Tools should never throw exceptions to the agent. Always return structured errors.
@server.tool()
async def send_email(
    to: str,
    subject: str,
    body: str
) -> dict:
    """Send email to customer.
    
    Handles errors gracefully and suggests alternatives.
    """
    
    # Validate email format
    if not re.match(r"^[a-zA-Z0-9._%+-]+@[a-zA-Z0-9.-]+\.[a-zA-Z]{2,}$", to):
        return {
            "success": False,
            "data": None,
            "error": "invalid_email",
            "message": f"Invalid email format: {to}. Ask customer for correct email."
        }
    
    try:
        # Attempt to send
        result = await email_api.send(to, subject, body)
        
        return {
            "success": True,
            "data": {
                "message_id": result.id,
                "sent_at": result.timestamp
            },
            "error": None,
            "message": f"Email sent to {to}"
        }
        
    except RateLimitError:
        return {
            "success": False,
            "data": None,
            "error": "rate_limited",
            "message": "Email rate limit exceeded. Create ticket for human follow-up instead."
        }
    
    except SMTPError as e:
        return {
            "success": False,
            "data": None,
            "error": "smtp_error",
            "message": f"Email system unavailable.
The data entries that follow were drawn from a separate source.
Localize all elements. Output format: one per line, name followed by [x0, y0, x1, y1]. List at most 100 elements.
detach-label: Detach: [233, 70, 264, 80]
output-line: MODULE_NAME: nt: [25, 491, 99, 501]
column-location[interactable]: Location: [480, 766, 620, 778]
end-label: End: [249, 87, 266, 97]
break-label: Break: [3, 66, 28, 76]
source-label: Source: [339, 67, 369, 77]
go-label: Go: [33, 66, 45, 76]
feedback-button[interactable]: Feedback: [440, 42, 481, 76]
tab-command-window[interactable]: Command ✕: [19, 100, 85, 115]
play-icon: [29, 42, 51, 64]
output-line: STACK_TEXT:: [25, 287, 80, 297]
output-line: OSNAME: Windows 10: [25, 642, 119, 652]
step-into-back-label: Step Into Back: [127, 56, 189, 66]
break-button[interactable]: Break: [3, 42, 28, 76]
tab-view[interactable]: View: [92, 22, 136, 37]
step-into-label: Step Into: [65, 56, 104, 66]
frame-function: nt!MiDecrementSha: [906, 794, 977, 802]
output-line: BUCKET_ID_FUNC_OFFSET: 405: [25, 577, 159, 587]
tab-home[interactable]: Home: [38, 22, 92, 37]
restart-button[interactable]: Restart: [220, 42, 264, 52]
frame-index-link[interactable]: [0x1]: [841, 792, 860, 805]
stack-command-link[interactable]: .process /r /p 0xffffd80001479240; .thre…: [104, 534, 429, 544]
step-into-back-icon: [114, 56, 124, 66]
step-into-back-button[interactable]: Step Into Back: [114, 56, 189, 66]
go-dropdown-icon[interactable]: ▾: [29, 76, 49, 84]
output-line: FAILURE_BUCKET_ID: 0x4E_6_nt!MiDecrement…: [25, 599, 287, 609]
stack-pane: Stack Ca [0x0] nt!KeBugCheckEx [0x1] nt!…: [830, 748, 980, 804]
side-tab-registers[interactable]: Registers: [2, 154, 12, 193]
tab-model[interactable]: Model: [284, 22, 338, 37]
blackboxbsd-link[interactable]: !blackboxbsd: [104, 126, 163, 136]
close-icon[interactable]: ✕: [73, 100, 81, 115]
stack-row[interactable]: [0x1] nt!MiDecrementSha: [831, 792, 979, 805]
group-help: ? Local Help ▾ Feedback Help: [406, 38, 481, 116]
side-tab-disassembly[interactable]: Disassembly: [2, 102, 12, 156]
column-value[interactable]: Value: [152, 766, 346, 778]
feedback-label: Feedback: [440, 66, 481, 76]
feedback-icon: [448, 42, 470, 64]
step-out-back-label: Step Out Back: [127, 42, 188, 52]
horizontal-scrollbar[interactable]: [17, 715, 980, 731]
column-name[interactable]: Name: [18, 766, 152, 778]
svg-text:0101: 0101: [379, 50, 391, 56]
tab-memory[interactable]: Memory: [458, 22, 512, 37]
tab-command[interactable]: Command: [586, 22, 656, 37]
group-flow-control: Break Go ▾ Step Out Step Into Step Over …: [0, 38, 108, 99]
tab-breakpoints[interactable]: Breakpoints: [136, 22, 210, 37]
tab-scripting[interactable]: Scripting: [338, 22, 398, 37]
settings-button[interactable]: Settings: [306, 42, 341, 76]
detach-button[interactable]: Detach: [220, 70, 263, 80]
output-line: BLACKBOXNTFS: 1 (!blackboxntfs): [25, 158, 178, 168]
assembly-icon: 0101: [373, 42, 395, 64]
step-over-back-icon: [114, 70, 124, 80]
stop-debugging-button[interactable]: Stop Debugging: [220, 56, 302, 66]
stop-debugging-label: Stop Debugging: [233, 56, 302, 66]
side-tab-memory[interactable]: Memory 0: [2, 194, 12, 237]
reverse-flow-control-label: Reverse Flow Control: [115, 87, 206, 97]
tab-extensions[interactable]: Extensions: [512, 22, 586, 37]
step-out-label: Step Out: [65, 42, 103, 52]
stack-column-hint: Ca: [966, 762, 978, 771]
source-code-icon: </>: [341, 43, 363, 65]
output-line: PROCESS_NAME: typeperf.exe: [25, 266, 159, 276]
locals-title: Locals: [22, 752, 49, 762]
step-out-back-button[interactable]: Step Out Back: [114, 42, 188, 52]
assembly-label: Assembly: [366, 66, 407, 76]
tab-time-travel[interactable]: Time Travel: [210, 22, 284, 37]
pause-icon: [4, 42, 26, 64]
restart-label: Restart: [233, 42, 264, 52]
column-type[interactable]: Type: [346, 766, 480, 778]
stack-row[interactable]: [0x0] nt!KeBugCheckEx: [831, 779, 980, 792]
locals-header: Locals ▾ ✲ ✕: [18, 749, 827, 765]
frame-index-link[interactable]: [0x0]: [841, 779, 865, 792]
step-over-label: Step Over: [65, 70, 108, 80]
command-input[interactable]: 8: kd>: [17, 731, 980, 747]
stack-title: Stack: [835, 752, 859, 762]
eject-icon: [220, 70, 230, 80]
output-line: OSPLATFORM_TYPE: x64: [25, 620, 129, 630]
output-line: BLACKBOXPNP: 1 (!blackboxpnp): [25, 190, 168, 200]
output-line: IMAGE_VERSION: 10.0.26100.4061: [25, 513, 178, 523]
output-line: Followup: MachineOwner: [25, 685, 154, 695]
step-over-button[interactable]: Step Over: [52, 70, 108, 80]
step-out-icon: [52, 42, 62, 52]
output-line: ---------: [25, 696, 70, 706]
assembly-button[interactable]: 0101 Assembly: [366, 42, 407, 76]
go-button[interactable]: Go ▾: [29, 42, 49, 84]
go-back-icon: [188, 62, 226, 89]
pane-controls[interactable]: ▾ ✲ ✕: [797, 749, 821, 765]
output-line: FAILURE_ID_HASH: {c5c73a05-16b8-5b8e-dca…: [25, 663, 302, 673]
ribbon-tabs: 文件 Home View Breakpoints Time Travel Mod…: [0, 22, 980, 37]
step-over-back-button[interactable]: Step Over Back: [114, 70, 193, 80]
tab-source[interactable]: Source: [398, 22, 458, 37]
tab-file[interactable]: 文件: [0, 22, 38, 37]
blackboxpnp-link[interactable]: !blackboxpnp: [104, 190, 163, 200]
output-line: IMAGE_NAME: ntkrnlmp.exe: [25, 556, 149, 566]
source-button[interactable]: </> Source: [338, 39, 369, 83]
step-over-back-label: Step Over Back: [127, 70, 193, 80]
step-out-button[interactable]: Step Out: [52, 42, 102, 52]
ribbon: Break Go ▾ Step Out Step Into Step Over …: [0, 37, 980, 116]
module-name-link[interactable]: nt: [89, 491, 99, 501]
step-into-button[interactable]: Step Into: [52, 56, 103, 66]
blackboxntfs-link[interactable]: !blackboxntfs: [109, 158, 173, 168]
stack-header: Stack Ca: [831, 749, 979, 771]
Alternative: Call customer at {get_customer_phone(to)}"
        }
    
    except Exception as e:
        return {
            "success": False,
            "data": None,
            "error": "unknown_error",
            "message": "Could not send email. Create support ticket for manual outreach."
        }
Key principle: Error messages should tell agent what to do next.

Check Your Understanding

  1. Tool Design: You need a tool to search products. What should you name it and what should the description include?
  2. Parameter Complexity: Your tool has 8 parameters. What should you do?